As I sit here ready to go to the Freshman Dinner for the 9th grade, I have been reflecting this week on what they never tell you before you become a teacher. I became a teacher because I wanted to spice up the way students learned a language. I was living in Spain thinking about how wonderful it is and wanting students to experience it. I really did not think about how much working with students would affect me.
Even though I started working with students, they were still abstract to me. I was not a babysitter, and I really did not have a lot of experience working with children. I wanted to teach Spanish because I loved Spanish. While that in and of itself is good, that is not why I keep teaching.

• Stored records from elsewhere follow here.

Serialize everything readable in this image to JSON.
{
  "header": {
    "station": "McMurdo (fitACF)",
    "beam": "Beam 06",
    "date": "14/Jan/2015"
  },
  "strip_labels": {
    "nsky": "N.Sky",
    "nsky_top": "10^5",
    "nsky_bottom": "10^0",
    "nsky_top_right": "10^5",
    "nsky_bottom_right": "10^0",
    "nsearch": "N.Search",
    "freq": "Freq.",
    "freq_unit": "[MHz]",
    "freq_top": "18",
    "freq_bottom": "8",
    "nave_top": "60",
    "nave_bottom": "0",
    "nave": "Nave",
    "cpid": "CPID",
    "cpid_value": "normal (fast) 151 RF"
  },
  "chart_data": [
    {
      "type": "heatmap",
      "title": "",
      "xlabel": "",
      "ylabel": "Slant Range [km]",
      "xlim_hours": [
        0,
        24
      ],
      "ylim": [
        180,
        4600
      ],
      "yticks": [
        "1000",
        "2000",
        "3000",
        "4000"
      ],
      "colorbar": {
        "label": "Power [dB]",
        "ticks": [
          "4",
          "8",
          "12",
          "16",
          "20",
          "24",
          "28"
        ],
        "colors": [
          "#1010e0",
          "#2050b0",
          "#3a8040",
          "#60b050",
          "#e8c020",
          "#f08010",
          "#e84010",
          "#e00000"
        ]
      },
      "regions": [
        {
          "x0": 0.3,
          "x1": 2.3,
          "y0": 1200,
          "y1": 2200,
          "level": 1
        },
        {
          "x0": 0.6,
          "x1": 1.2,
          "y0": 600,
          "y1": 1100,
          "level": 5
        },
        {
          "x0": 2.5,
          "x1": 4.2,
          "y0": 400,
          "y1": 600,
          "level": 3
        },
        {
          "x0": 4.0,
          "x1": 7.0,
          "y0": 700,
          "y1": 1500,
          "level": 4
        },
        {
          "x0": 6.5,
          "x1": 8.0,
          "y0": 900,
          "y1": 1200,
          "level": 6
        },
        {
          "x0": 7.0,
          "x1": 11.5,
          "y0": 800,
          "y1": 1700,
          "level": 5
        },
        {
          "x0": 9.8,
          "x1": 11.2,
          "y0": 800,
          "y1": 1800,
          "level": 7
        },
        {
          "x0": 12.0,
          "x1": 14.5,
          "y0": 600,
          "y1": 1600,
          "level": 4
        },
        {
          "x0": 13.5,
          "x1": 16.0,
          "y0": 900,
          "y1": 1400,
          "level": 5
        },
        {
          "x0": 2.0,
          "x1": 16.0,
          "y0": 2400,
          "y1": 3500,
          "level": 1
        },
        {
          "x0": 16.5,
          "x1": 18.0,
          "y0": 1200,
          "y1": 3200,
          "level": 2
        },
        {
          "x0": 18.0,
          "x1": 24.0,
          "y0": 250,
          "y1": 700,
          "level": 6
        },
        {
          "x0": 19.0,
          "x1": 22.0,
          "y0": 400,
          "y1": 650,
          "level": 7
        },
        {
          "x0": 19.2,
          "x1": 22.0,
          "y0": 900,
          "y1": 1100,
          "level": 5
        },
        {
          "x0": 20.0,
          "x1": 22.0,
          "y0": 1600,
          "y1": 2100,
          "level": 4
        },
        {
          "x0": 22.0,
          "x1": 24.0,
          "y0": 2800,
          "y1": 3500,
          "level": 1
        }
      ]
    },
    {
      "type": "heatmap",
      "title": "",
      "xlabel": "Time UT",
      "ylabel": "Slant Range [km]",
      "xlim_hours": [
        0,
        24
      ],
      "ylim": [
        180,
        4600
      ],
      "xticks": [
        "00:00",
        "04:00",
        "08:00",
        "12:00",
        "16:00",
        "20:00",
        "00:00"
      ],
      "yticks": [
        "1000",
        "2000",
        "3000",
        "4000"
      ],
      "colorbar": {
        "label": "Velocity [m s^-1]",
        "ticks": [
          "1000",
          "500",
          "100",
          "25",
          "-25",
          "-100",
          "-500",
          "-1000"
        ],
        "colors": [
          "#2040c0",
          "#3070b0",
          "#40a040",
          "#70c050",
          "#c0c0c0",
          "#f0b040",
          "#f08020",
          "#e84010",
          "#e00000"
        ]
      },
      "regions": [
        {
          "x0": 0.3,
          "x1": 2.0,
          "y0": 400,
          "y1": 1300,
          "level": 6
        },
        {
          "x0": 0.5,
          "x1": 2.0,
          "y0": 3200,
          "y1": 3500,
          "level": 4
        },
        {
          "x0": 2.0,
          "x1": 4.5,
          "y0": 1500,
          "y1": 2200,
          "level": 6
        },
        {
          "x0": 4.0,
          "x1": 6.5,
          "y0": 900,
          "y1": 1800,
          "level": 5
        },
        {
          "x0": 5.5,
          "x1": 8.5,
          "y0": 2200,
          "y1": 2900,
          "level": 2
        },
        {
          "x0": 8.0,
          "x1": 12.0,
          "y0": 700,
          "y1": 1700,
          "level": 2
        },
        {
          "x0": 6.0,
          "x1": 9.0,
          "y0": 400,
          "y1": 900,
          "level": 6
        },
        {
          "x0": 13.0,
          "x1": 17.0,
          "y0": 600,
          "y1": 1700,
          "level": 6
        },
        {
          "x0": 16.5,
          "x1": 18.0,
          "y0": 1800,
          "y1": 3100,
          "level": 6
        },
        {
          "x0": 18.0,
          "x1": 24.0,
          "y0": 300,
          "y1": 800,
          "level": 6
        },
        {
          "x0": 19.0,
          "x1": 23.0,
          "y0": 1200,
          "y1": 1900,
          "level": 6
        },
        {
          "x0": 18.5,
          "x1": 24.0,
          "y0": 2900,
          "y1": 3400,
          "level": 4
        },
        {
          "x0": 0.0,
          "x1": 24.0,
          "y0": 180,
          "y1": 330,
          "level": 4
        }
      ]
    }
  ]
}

Each day, I wake up, and I realize how blessed I am to work with these students. They are pretty amazing. They are kind. They are funny. They are creative. They are learning. They ask interesting questions. They all look at the world in a different light. I enjoy our conversations each day. I want to teach ALL of them. I am sad when they move on to another teacher, but I am excited to get to teach some more students and get to know them better. When they tell me that they wish I was their teacher, I sincerely do as well.
When I was studying to become a teacher, I did not realize that I would want the best for each of my students. If they are upset, I am upset too. I get frustrated when my students are not treated well by life or by others. When they succeed, I am so proud. I cannot express the joy I feel to watch students perform at a pep rally, game or musical. I am happy for the rest of the day to see my students doing something so well. It has been a blessing to be let into their lives. I am so thankful to the parents for letting me teach their children.
To future teachers, I hope that you definitely learn everything that you can while you are studying, but I hope that you remember that the best part is on the other side- and that is the relationships that you will build with all of your students. Even though I have tried to capture it here, I do not think that I cannot adequately do so. This is what I remember on the long, frustrating days. This is why I teach.